Le prêt à intérêt est interdit par la Torah, mais notre michna vient inclure aussi celui qui transgresse une forme d'intérêt dont l'interdiction n'est que rabbinique. La Guemara dans le traité Baba Metsia en discute : quel est cet intérêt, et quelle perception d'intérêt est interdite par décret rabbinique.

"Mafri'héi yonim" - ceux qui font voler des pigeons :

Deux explications ont été données pour définir cette disqualification :

  1. Il s'agit de celui qui fait courir des pigeons en compétition, et dont l'enjeu est le pari. Cette disqualification entre dans la même catégorie que "celui qui joue aux dés" : un oisif qui ne participe pas à l'édification du monde.

  2. Il ne s'agit pas de faire courir des pigeons en compétition, mais de celui qui possède des pigeons dressés pour attirer d'autres pigeons de leurs propriétaires. Ce vol n'est que rabbinique, car une personne n'est pas considérée par la Torah comme propriétaire à part entière des pigeons de son pigeonnier ; ils circulent seulement chez elle et ne sont pas sa véritable propriété, si bien que les prendre constitue un vol par décret rabbinique.

"Vessoraéi chevi'it" - ceux qui font commerce des produits de la Chemita :

À première vue, cette interdiction relève de la Torah, comme il est dit : "vehaïta chabbat haaretz la'hem leo'hla" - le repos de la terre vous sera pour nourriture : pour être mangée et non pour en faire commerce. Toutefois on peut situer notre michna de plusieurs manières dans lesquelles la disqualification n'est que rabbinique :

  1. Concernant la Chemita à notre époque, dont l'obligation ne relève pas de la Torah mais d'un décret rabbinique.

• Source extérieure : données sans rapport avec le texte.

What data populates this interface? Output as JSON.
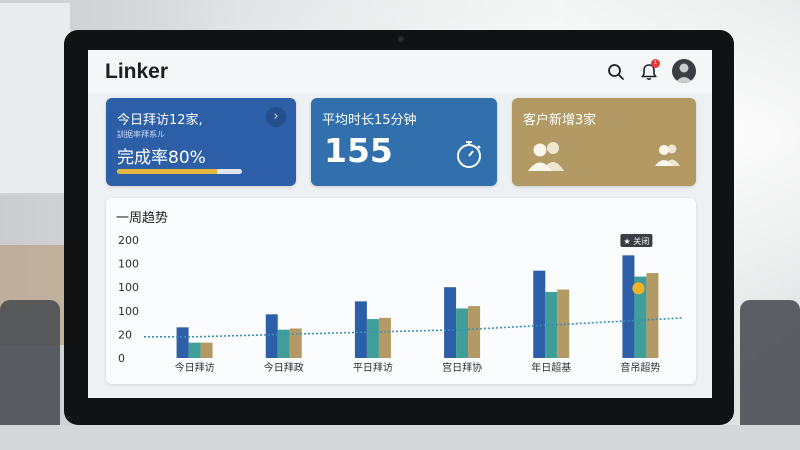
{
  "app": {
    "logo": "Linker",
    "notification_count": "1"
  },
  "cards": [
    {
      "title": "今日拜访12家,",
      "subtitle": "訓据率拜系ル",
      "rate_label": "完成率80%",
      "progress": 0.8,
      "color": "#2d5fa8"
    },
    {
      "title": "平均时长15分钟",
      "value": "155",
      "icon": "stopwatch-icon",
      "color": "#3170ac"
    },
    {
      "title": "客户新增3家",
      "icon": "people-icon",
      "color": "#b39a64"
    }
  ],
  "trend": {
    "title": "一周趋势"
  },
  "chart_data": {
    "type": "bar",
    "categories": [
      "今日拜访",
      "今日拜政",
      "平日拜访",
      "宫日拜协",
      "年日超基",
      "音吊超势"
    ],
    "yticks": [
      "200",
      "100",
      "100",
      "100",
      "20",
      "0"
    ],
    "series": [
      {
        "color": "#2d5fa8",
        "values": [
          26,
          37,
          48,
          60,
          74,
          87
        ]
      },
      {
        "color": "#3f9e9a",
        "values": [
          13,
          24,
          33,
          42,
          56,
          69
        ]
      },
      {
        "color": "#b39a64",
        "values": [
          13,
          25,
          34,
          44,
          58,
          72
        ]
      }
    ],
    "trend_line": [
      18,
      20,
      22,
      24,
      28,
      32
    ],
    "tooltip": "★ 关闭",
    "ylim": [
      0,
      100
    ]
  }
}
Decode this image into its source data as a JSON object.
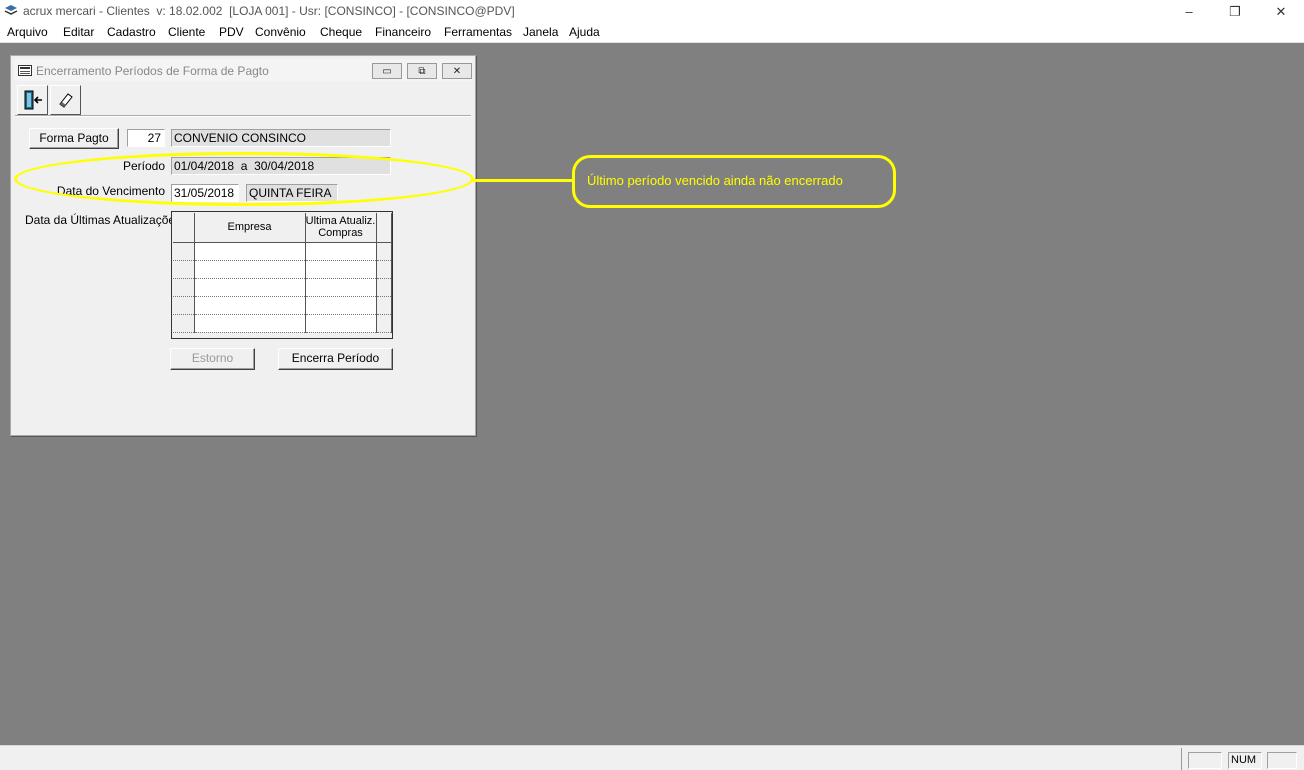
{
  "app": {
    "title": "acrux mercari - Clientes  v: 18.02.002  [LOJA 001] - Usr: [CONSINCO] - [CONSINCO@PDV]",
    "icon": "acrux-logo-icon"
  },
  "window_controls": {
    "minimize": "–",
    "restore": "❐",
    "close": "✕"
  },
  "menu": [
    {
      "label": "Arquivo"
    },
    {
      "label": "Editar"
    },
    {
      "label": "Cadastro"
    },
    {
      "label": "Cliente"
    },
    {
      "label": "PDV"
    },
    {
      "label": "Convênio"
    },
    {
      "label": "Cheque"
    },
    {
      "label": "Financeiro"
    },
    {
      "label": "Ferramentas"
    },
    {
      "label": "Janela"
    },
    {
      "label": "Ajuda"
    }
  ],
  "dialog": {
    "title": "Encerramento Períodos de Forma de Pagto",
    "controls": {
      "minimize": "▭",
      "restore": "⧉",
      "close": "✕"
    },
    "toolbar": {
      "exit_icon": "exit-door-icon",
      "eraser_icon": "eraser-icon"
    },
    "forma_pagto": {
      "button_label": "Forma Pagto",
      "code": "27",
      "description": "CONVENIO CONSINCO"
    },
    "periodo": {
      "label": "Período",
      "value": "01/04/2018  a  30/04/2018"
    },
    "vencimento": {
      "label": "Data do Vencimento",
      "date": "31/05/2018",
      "weekday": "QUINTA FEIRA"
    },
    "ultimas": {
      "label": "Data da Últimas Atualizações",
      "columns": [
        "Empresa",
        "Ultima Atualiz. Compras"
      ],
      "col_empresa": "Empresa",
      "col_ultima_1": "Ultima Atualiz.",
      "col_ultima_2": "Compras"
    },
    "buttons": {
      "estorno": "Estorno",
      "encerra": "Encerra Período"
    }
  },
  "annotation": {
    "text": "Último período vencido ainda não encerrado",
    "color": "#ffff00"
  },
  "status": {
    "num": "NUM"
  }
}
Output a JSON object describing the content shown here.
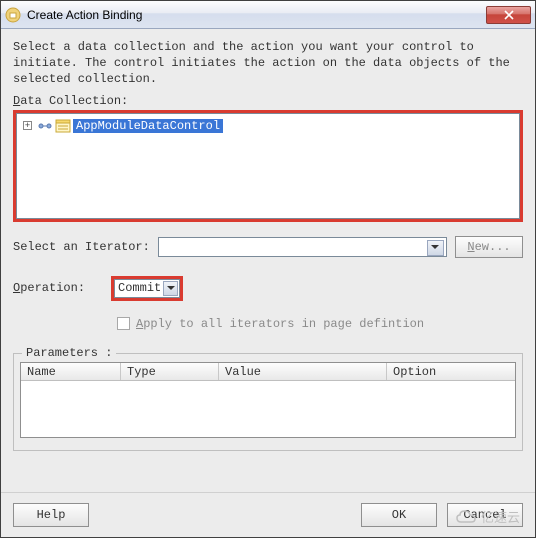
{
  "window": {
    "title": "Create Action Binding"
  },
  "description": "Select a data collection and the action you want your control to initiate. The control initiates the action on the data objects of the selected collection.",
  "dataCollection": {
    "label_pre": "D",
    "label_rest": "ata Collection:",
    "tree": {
      "expanded": false,
      "item": "AppModuleDataControl"
    }
  },
  "iterator": {
    "label": "Select an Iterator:",
    "value": "",
    "newButton_pre": "N",
    "newButton_rest": "ew..."
  },
  "operation": {
    "label_pre": "O",
    "label_rest": "peration:",
    "value": "Commit"
  },
  "applyAll": {
    "checked": false,
    "label_pre": "A",
    "label_rest": "pply to all iterators in page defintion"
  },
  "parameters": {
    "legend": "Parameters :",
    "columns": {
      "name": "Name",
      "type": "Type",
      "value": "Value",
      "option": "Option"
    }
  },
  "buttons": {
    "help": "Help",
    "ok": "OK",
    "cancel": "Cancel"
  },
  "watermark": "亿速云"
}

  2. Concernant des gens qui ignorent totalement que la chose est interdite par la Torah.

  3. Concernant des gens dont on ne sait pas avec certitude qu'ils ont fait commerce de produits de la Chemita, mais qui font seulement l'objet d'un soupçon.

"Nachim va'avadim" - les femmes et les esclaves :

L'esclave mentionné ici est un esclave cananéen, un esclave non juif, tenu aux mitsvot dans la même mesure qu'une femme y est tenue et exempté des mitsvot positives liées au temps. Toutefois la disqualification des femmes et des esclaves pour le témoignage ne relève pas d'un décret rabbinique comme les autres disqualifications énumérées ici, mais d'une loi de la Torah : ils sont disqualifiés par la Torah elle-même.

La règle générale à la fin de la michna :

La michna conclut : "Zé haklal : kol édout chééin haicha kechéra la, af hén éinan kechérin la" - voici la règle : tout témoignage pour lequel la femme n'est pas apte, eux non plus n'y sont pas aptes. Tous ces disqualifiés qu'a énumérés notre michna ne sont pas aptes pour les témoignages auxquels une femme est inapte. Mais un témoignage pour lequel la femme est apte, comme une femme témoignant pour une autre que son mari est décédé, afin qu'elle puisse se remarier, eux aussi y sont dignes de foi, et l'on peut se fier à eux dans ces types de témoignage.

En résumé : dans cette michna nous avons énuméré les personnes disqualifiées pour le témoignage sur le mois : celui qui joue aux dés, celui qui prête à intérêt, ceux qui font voler des pigeons et ceux qui font commerce des produits de la Chemita, dont la disqualification est rabbinique, au motif qu'ils ne participent pas à l'édification du monde ou au motif de vol rabbinique ; et les femmes et les esclaves, dont la disqualification relève de la Torah. Et la michna nous a fixé une règle : tout témoignage pour lequel la femme n'est pas apte, eux non plus n'y sont pas aptes, et pour un témoignage auquel une femme est apte, eux aussi sont aptes et dignes de foi.